Kennedy failed to appreciate the nature of the IND regulations, and therefore failed to give the agencies fair credit for ensuring that research survived at all. Goddard and Yolles explained that the FDA did not want to thwart research, but simply assess the adequacy of research proposals. The NIMH accepted Sandoz’s supplies of LSD to ensure that valuable research continued, and was willing to stimulate research if needed.

LSD research became subject to new regulations under the Controlled Substances Act of 1970, which were designed to tackle drug abuse. The Act created five schedules for drugs, with Schedule I being the most prohibitive.

LSD was placed in Schedule I because it had a high potential for abuse and did not have an approved NDA. This criterion contradicted scientific experience with LSD, but the Department of Justice’s Bureau of Narcotics and Dangerous Drugs considered LSD safe.

The Controlled Substances Act, 1970, prohibited the use of Schedule I drugs for medical research, but there was an exemption for legitimate scientific research. The Attorney General was only allowed to deny registration if the researcher had falsified information in their application.

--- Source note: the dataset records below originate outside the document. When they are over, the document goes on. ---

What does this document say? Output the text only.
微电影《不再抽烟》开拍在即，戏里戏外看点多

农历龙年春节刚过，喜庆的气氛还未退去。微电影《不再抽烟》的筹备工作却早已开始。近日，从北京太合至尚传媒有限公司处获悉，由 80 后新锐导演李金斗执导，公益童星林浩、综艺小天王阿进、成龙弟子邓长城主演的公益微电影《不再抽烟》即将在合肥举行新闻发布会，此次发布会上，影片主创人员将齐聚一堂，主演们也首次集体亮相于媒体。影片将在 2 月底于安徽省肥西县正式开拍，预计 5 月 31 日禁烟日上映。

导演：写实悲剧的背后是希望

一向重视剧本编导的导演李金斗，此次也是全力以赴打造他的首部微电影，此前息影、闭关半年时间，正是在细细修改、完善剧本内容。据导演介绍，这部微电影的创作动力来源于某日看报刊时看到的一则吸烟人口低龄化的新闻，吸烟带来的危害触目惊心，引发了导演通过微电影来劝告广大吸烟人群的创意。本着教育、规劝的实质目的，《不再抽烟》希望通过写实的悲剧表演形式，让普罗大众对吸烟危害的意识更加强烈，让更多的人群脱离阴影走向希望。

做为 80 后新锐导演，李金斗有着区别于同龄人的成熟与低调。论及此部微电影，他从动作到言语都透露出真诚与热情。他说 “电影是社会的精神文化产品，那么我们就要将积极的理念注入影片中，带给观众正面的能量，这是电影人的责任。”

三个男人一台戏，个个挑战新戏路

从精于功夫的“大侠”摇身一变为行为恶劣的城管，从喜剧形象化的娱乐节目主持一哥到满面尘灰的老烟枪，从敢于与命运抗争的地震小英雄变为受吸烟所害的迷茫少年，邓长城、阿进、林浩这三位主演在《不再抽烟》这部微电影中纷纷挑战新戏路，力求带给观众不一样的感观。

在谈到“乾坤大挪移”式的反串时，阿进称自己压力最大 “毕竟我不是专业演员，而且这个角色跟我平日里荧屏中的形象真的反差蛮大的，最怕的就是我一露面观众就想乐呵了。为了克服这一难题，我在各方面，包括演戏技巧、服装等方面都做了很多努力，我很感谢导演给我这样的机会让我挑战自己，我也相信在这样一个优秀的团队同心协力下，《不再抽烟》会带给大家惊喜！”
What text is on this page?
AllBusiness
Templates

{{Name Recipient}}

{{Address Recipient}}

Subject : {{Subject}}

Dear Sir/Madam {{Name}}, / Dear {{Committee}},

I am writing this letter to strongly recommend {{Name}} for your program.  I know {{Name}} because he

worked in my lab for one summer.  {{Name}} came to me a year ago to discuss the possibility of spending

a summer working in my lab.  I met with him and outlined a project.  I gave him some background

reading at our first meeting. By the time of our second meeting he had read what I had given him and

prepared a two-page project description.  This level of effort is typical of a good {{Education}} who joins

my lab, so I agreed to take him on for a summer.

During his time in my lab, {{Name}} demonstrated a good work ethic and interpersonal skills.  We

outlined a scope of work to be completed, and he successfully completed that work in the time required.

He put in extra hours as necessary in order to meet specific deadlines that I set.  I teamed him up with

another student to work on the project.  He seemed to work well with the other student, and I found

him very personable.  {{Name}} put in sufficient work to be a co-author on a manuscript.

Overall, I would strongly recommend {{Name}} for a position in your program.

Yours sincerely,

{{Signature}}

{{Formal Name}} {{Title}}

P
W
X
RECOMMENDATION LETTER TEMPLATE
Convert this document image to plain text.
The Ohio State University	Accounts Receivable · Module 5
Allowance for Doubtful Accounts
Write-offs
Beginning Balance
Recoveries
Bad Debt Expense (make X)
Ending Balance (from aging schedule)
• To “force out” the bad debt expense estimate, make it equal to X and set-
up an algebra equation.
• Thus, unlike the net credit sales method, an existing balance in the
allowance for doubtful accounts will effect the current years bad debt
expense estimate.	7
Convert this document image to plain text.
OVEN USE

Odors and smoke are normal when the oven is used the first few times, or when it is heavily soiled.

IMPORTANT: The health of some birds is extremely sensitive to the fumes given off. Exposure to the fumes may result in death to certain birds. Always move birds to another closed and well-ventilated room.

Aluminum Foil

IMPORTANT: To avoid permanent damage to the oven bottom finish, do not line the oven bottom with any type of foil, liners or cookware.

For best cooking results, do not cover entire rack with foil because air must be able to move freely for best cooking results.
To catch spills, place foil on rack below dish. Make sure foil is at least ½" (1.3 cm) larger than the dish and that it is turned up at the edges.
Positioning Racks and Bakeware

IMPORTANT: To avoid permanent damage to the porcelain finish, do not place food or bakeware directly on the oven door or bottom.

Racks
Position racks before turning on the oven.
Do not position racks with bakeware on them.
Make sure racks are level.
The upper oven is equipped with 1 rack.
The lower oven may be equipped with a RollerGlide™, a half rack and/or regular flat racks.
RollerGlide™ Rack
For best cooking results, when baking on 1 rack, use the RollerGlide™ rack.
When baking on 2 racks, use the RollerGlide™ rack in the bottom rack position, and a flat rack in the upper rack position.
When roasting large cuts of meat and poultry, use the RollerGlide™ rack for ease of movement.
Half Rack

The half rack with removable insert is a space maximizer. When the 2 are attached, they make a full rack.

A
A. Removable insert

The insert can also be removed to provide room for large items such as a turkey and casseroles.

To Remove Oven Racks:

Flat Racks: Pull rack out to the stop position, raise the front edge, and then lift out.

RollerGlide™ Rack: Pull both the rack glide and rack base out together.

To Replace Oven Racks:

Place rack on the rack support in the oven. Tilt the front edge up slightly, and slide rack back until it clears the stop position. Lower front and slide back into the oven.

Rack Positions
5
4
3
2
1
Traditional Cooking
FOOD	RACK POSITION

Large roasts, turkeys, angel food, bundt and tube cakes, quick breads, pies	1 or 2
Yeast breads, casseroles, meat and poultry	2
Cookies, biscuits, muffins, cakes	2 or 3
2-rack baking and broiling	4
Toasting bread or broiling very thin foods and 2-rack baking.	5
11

The Controlled Substances Act did not have an impact on LSD psychotherapy research until 1974, and research faded away to almost nothing before its eventual demise. Difficulties in gaining and maintaining approval for research could have influenced this. The decline in LSD research in the 1970s can be explained by difficulties in evaluating psychedelic therapy through controlled trial methodologies, and by little subsequent encouragement from the scientific community and funding bodies.

Conclusion

During the 1960s, LSD psychotherapy research transformed rather than died, as the government evaluated applications to conduct research according to rules put in place under the Drug Amendments of 1962. This led to fewer formal clinical trials, but more methodologically sophisticated studies.